8-BAR

592 41 7
                                    

Selam. Bu kadar geç yazdığım için özür dilerim wattpadi tamamen unutmuşum.
Hikayeyi baştan okudum ancak hala kopukluklar olabilir.

İYİ OKUMALAR💜

•••••••••••••

Uğultulu uğultulu gelen rahatsız edici bir sesle açtım gözlerimi.
Beş dakikadır aralıksız çalan melodiyle birlikte kızarmış gözlerimi aralayıp yastığımın altındaki telefonu elime aldım.

Brendondan iki cevapsız arama vardı ve hala çalıyordu.
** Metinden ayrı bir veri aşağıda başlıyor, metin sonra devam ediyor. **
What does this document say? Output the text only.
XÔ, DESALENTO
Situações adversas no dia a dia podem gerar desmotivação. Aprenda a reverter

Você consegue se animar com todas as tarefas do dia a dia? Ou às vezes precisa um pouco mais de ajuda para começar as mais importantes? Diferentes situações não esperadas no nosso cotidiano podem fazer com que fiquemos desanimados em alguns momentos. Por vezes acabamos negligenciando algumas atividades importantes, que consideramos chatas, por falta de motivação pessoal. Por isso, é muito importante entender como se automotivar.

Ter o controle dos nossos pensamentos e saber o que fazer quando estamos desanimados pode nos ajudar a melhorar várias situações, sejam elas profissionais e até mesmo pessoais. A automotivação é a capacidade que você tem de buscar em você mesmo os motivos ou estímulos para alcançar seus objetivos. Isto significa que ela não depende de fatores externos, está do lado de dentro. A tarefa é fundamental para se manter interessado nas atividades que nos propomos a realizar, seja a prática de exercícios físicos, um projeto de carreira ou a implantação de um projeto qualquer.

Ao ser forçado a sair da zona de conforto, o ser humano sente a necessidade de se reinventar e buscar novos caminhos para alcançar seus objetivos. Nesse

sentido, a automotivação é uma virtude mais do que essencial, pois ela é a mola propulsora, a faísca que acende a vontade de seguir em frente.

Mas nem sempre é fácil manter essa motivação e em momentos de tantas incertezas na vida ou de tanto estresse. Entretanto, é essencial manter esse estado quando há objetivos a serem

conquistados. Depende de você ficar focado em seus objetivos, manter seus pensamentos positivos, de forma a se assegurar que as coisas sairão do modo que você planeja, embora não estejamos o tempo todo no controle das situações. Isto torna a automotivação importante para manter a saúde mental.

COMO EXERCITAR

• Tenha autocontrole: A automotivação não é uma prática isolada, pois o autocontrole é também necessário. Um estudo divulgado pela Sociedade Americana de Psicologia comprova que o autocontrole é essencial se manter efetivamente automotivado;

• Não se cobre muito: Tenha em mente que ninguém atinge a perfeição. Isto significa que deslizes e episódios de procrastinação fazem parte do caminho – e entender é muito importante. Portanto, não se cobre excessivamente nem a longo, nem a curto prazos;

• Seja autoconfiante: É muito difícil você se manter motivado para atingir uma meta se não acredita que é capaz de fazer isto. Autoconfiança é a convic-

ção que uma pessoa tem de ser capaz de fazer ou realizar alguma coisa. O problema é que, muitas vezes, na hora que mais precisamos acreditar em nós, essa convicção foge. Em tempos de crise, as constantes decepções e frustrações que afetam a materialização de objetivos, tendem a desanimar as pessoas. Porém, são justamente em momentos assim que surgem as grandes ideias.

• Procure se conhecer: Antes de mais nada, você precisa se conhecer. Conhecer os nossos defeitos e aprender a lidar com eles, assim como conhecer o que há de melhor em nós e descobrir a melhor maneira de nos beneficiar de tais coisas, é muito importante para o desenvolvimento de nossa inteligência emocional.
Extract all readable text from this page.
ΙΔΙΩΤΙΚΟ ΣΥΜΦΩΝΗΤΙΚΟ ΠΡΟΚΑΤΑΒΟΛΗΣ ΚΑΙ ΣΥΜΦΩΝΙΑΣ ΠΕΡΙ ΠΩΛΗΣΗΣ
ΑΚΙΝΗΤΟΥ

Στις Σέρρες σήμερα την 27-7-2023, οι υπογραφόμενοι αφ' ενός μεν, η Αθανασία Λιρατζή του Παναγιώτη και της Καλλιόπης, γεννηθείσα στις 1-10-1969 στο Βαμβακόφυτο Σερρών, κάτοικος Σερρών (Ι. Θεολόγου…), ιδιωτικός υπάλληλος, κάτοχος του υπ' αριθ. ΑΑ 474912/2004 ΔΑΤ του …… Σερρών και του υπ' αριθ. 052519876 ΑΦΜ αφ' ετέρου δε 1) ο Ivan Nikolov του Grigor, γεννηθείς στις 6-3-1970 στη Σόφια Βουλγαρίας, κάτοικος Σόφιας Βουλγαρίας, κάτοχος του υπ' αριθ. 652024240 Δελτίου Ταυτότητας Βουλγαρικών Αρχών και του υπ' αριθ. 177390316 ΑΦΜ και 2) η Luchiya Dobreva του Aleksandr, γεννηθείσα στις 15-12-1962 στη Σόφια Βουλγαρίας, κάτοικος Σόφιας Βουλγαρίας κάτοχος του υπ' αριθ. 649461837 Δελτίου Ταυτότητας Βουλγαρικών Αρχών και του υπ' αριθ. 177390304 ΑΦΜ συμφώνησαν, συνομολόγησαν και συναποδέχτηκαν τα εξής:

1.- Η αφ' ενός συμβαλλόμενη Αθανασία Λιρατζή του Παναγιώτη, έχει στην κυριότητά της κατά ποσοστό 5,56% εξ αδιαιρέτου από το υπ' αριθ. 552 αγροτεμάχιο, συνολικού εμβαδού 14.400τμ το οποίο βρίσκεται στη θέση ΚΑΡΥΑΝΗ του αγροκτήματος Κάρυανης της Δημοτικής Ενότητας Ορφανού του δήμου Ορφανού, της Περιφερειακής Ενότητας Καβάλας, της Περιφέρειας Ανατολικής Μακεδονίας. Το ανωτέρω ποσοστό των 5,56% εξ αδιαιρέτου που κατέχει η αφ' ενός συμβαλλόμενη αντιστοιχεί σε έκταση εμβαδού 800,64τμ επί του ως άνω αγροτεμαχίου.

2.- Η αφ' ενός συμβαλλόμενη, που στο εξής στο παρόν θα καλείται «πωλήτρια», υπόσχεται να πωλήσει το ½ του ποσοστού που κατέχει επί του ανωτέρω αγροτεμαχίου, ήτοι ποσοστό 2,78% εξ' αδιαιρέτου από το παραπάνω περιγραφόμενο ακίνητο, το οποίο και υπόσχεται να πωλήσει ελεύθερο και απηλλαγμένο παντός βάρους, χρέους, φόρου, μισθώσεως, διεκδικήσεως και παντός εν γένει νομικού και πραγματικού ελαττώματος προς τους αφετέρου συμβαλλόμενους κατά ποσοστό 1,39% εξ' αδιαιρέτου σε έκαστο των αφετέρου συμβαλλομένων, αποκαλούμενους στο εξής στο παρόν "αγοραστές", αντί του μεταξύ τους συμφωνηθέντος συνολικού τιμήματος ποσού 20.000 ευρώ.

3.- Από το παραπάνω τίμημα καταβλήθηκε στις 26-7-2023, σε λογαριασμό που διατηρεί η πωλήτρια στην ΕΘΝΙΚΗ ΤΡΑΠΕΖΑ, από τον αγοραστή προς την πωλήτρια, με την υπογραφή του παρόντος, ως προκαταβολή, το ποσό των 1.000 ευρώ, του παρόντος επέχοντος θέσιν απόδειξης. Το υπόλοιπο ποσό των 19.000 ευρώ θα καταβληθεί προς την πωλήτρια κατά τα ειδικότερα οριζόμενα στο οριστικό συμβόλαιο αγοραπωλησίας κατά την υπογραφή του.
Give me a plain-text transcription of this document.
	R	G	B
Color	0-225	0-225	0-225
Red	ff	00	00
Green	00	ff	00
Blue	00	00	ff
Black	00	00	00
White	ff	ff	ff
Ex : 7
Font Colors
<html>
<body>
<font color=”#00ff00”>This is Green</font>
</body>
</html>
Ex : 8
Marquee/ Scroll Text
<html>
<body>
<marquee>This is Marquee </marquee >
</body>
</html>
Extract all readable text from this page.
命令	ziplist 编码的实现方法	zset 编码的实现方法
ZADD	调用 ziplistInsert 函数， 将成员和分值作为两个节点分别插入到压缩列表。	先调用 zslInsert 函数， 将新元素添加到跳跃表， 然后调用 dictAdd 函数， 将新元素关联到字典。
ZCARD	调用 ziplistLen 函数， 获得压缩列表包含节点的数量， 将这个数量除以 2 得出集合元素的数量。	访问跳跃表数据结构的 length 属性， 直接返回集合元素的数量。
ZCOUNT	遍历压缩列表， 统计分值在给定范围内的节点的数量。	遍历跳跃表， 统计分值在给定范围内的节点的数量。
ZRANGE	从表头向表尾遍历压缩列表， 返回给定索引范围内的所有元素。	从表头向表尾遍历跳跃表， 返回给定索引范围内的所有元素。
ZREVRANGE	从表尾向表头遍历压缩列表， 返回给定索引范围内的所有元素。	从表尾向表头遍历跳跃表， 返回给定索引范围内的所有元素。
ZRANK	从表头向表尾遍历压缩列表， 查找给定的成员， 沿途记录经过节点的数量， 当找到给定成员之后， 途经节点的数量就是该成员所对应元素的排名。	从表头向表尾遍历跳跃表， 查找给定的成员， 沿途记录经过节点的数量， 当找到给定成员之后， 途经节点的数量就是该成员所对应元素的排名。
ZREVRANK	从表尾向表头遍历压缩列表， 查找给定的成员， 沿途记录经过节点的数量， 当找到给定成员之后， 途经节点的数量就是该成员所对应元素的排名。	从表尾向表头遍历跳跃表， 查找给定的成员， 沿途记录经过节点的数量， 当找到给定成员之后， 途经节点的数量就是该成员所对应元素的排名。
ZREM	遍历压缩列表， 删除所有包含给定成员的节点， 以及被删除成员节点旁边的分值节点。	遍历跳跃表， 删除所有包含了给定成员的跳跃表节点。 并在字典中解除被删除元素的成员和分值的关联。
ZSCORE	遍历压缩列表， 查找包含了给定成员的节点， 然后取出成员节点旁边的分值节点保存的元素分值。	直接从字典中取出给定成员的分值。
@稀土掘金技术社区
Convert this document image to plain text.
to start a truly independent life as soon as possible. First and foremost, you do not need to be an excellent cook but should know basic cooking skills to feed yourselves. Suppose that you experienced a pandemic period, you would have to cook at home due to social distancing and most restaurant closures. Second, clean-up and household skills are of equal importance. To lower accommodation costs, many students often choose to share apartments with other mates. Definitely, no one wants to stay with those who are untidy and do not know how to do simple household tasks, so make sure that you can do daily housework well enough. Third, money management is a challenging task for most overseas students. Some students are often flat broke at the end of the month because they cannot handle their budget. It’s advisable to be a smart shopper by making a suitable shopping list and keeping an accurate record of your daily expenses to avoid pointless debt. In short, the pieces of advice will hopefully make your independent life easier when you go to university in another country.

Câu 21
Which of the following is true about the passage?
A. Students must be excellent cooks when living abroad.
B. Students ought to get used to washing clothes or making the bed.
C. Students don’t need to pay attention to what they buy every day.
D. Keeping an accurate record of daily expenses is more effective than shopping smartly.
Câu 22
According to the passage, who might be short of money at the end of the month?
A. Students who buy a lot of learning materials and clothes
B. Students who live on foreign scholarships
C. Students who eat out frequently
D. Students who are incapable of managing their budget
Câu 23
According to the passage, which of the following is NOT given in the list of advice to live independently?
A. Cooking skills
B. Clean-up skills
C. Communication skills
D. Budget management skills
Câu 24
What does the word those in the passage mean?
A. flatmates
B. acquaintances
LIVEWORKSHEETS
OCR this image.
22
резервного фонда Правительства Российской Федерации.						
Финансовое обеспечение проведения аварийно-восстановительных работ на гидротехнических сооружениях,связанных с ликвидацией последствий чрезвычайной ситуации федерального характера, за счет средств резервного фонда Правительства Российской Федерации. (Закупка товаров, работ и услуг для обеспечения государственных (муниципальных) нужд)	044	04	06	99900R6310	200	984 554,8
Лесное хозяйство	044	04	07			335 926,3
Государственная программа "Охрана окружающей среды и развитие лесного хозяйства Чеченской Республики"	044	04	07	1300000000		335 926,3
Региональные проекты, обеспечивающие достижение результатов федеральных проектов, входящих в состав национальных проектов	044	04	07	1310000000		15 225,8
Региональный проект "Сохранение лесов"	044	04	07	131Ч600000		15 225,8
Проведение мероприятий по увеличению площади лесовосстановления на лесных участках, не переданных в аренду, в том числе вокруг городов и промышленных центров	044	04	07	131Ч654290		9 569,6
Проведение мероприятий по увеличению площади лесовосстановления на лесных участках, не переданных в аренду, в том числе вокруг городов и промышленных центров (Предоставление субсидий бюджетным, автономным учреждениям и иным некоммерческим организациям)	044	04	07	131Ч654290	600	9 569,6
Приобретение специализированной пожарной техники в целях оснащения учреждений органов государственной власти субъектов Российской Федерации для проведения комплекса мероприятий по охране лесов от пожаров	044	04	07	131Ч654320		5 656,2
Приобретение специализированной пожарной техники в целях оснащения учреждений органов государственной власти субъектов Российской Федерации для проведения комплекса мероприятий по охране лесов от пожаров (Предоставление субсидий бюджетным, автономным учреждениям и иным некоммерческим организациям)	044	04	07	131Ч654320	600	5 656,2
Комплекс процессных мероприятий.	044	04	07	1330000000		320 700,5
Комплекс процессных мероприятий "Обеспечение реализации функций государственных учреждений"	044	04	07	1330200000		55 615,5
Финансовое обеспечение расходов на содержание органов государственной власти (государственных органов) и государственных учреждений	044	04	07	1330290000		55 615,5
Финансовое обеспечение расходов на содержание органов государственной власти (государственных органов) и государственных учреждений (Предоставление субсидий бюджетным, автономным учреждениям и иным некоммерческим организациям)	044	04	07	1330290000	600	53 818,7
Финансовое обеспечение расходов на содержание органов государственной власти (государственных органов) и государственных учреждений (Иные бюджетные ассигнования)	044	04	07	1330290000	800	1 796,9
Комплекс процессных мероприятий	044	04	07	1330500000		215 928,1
Gözlerimi devirerek açıp kulağıma dayadım.
" Ne var orospu çocuğu ne!?" Diye hafif yüksek sesle söylendim.

O ise hiç bir şekilde alınmadığını belli eden bir şekilde " Kanka canım çok sıkılıyor yaa bir yerlere mi gitsek seninle." dedi.
Kaşlarımı kaldırarak
" Nereye mesela ?" diye sordum.

Pek düşünmeden heyecanlı sesiyle "Bara gidebiliriz!" dedi.
Şuan bara gitmeyi pek istermiydim bilemedim.
Henüz yeni atlatabilmiş olduğum bir bar mevzusundan dolayı tedirgindim.

" Yok ya. Ben hiç gelmiyim. Sen başkasıyla gitsen şimdilik?" Diye sordum Brendona bir umutla.

" Axel hayır. Geliyorsun bu sefer. Hep aynı şeyi yapıyorsun. "
dedi Brendon sitemkar bir sesle. Ardından ekledi. " Hem kötü bir şey yok bunda. Sadece iki dost takılacağız yani. Belki bir bira. Ne dersin?"

Tek elimle yüzümü ovuşturup düşündüm. Bugün cumartesiydi. Okul yoktu ve çalışmam gereken dersleri halletmiştim.
Annemle Ellaya ise endişelenmeli miyim bilemedim.
Ancak Brendonu uzun süre ektiğim ve birde üstüne davet olayında onun da başını yaktığım için kötü hissetmiyor değildim.

En sonunda kabullenmiş bir mırıltıyla
" Tamam gidelim. Kaçta gelirsin almaya?" diye sordum yataktan kalkarken.
" Max bir saate gelirim kanka!" diye heyecanla konuştu ve telefonu suratıma kapattı.

Bu hareketi üzerine piç diye mırıldanıp elimi yüzümü yıkamak için lavaboya doğru ilerledim.

°°°°°°

Ellerim cebimde, evimin önünde hazırlanmış bir şekilde bekliyordum. Bir saattir gelmiyordu piç.

Kıyafetlerimde çok özenmemiştim. Bir kumaş pantolon bir t-shirt ve bir ceket geçirmiştim üzerime.

En son derin bir of çekerken karşı sokaktan araba farının ışığını gördüm. Yavaş yavaş yanıma doğru sürdü arabayı. Arabanın yan kapısını açıp binerken bir yandan da söyleniyordum.
" Sonunda teşrif edebildiniz."

O ise beni hiç tınlamadan arabayı çalıştıp ağzında bir şarkıyla arabayı sürmeye başladı. Nereye gideceğimizi söylememişti. " Ee nereye gidiyoruz?" diye sordum ısıtıcıyı açarken. Soğuktu.

" Isabel' e gideriz diye düşündüm. İstersin değilmi?" Diye sordu gözlerini yoldan ayırmadan. Bu mekanı bilmiyorum. Bir şey demeden onu başımla onayladım.
Ve oraya varıncaya kadar gözlerimi dinlendirmeye karar verip başımı koltuğa yasladım.

°°°°

Bir on beş dakikanın ardından ısabel'e varmıştık. Brendon iki kişilik yer ayırtmış önceden birde duygu sömürüsü yapıyor piç.
Çok da umursamadan bize ayırtılan masaya gittim ve mayışık bedenimi koltuğa doğru bıraktım.

Brendon ise öncelikle barmene içecek söylemeye gitti. O gelene kadar etrafı incelemeye başladım.
Henüz çok dolu değildi mekan.
Tek tük insanlar belirli yerlere yerleşmiş. Kimi dans ediyor kimiyse sessizce oturmuş içkisini içiyordu.

İçerisinin dizaynını beğenmiştim. Mor pembe ve siyah renkler kullanılmıştı ancak karanlık durmuyor ve boğmuyordu hiç bir şekilde.
Duvarlar tablolarla süslenmişti ve tavan ışıklarla doluydu.
Havaya duman sıkılmıştı ve ışık gösterileriyle beraber görsel bir şölen oluşturuyordu.